Framing Statement:
In this piece of writing for Biology Lab I was able to use the English 110 Learning Outcome regarding integrating ideas and summarizing. In the writing, I summarized the lab exercise and explained how to complete the assignment without sounding too methodical. I made sure to include important details, steps and overarching ideas regarding the purpose of the lab. When writing this piece, it would have been helpful to utilize the Learning Outcome of peer evaluation and review. I will use this technique in future writing pieces so I can receive feedback and suggestions on how to make my writing better. In this writing example, I also limited my grammatical errors that were present in my writing during the beginning of the semester and in Essay 1, such as comma splices and run-on sentences. The techniques I have learned in English 110 have improved my ability to summarize and synthesize ideas, which is beneficial when writing not only in English class, but in other classes as well.
Tetrahymena Lab Write-Up:
Control Group:
Three 1.5 mL microcentrifuge tubes were labeled: C3, C6 and C9, filled with 100 μl of 2% Lugol’s iodine and placed in Nalgene microcentrifuge racks. One more 1.5 mL microcentrifuge tube was labeled: Control. 450 μl of Tetrahymena culture and 450 μl of the carbon solution (10% India ink) were then added to the Control tube. The Control tube was swirled and a timer was started.

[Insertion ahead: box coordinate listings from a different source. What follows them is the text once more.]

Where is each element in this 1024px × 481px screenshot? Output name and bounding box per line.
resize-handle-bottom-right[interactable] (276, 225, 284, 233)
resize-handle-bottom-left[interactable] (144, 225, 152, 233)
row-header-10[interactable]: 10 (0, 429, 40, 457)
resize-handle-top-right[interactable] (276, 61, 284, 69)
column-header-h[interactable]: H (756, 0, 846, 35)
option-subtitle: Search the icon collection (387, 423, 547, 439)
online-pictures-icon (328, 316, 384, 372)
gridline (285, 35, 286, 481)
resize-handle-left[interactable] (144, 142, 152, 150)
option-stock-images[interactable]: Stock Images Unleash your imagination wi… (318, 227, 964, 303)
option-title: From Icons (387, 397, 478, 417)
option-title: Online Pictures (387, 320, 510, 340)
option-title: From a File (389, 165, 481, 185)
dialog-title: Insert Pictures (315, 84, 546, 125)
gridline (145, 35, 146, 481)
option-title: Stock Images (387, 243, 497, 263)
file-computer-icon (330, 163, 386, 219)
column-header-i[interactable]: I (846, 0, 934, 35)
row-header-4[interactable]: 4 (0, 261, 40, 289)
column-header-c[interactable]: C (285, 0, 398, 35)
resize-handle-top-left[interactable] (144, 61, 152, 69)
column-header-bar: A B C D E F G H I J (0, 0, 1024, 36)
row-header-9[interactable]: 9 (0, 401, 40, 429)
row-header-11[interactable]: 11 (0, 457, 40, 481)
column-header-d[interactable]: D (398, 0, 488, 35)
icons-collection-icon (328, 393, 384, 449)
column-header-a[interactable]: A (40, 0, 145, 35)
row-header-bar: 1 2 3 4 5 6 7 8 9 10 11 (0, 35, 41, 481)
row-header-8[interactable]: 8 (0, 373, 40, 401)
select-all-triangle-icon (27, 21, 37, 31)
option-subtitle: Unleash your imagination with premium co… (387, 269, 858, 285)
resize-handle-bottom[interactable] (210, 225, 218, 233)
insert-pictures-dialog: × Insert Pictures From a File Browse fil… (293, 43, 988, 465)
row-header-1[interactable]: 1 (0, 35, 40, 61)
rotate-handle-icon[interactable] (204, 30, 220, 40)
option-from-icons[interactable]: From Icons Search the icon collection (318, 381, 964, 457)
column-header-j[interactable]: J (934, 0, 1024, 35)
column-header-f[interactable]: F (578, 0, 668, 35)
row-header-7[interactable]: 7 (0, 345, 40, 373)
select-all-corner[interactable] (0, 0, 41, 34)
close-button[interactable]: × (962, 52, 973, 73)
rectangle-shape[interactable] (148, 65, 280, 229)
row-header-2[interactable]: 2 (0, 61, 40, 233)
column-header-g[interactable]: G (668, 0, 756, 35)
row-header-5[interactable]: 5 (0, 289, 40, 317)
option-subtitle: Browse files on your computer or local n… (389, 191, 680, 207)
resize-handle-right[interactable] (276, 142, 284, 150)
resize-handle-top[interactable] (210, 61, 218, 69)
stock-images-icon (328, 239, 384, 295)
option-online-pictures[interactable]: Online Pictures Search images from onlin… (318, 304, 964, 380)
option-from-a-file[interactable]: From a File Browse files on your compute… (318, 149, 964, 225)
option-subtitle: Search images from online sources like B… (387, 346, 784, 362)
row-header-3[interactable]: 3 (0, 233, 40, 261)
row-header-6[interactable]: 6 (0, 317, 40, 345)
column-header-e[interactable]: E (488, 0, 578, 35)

After three minutes, 100 μl of the control solution was transferred into the C3 tube. At six minutes, 100 μl of the Control solution was transferred into the C6 tube. At nine minutes, 100 μl of the Control solution was transferred into the C9 tube. Before each transfer, a new pipettor tip was used. Using a wax pencil, three glass slides were labeled: C3, C6 and C9. A wet mount of 50 μl was then made for the C3, C6 and C9 tubes. Using a compound microscope, the number of food vacuoles were counted in the first 10 Tetrahymena cells that were seen.
Experimental Group:
Three 1.5 mL microcentrifuge tubes were labeled: 3X-U, 6X-U and 9X-U, filled with 100 μl of 2% Lugol’s iodine and placed in the Nalgene microcentrifuge racks. One 1.5 mL microcentrifuge tube was labeled: X-U, filled with 200 μl of the .8 g NaCl/ 100 ml Tetrahymena Medium solution and 200 μl of the carbon solution (10% India ink) and shook well. 200 μl of the Tetrahymena culture was added to the X-U tube and a timer began.

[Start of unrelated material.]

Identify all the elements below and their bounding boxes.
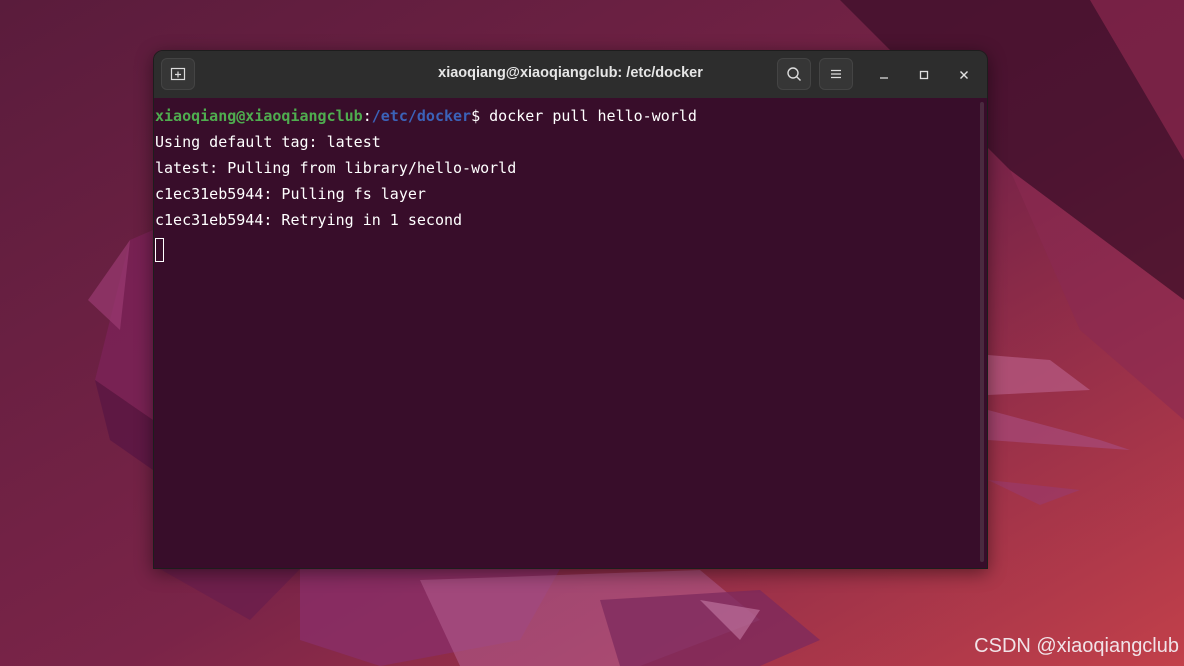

After 3, 6, and 9 minutes, 100 μl were transferred into the 3X-U, 6X-U and 9X-U tubes and were shook well. A wet mount was made of 50 μl for each microcentrifuge tube. Using a compound microscope, the number of food vacuoles were counted in the first 10 Tetrahymena cells that were seen.
Results:
Mean number of vacuoles found in the Control group of Tetrahymena were 1.4 ± 0.07 at 3 mins, 2.7 ± 0.28 at 6 mins and 3.1 ± 0.71 at 9 mins (Figure 1). The mean number of vacuoles found in the Experimental group of Tetrahymena were 1.6 ± 0.35 at 3 mins, 2.3 ± 0.57 at 6 mins and 2.6 ± 0.21 at 9 mins. No significant effect was observed on the three samples. The mean at 3 mins increased by 0.2. At 6 mins the mean number decreased by 0.4 and the mean number at 9 mins decreased by 0.5 (Figure 1).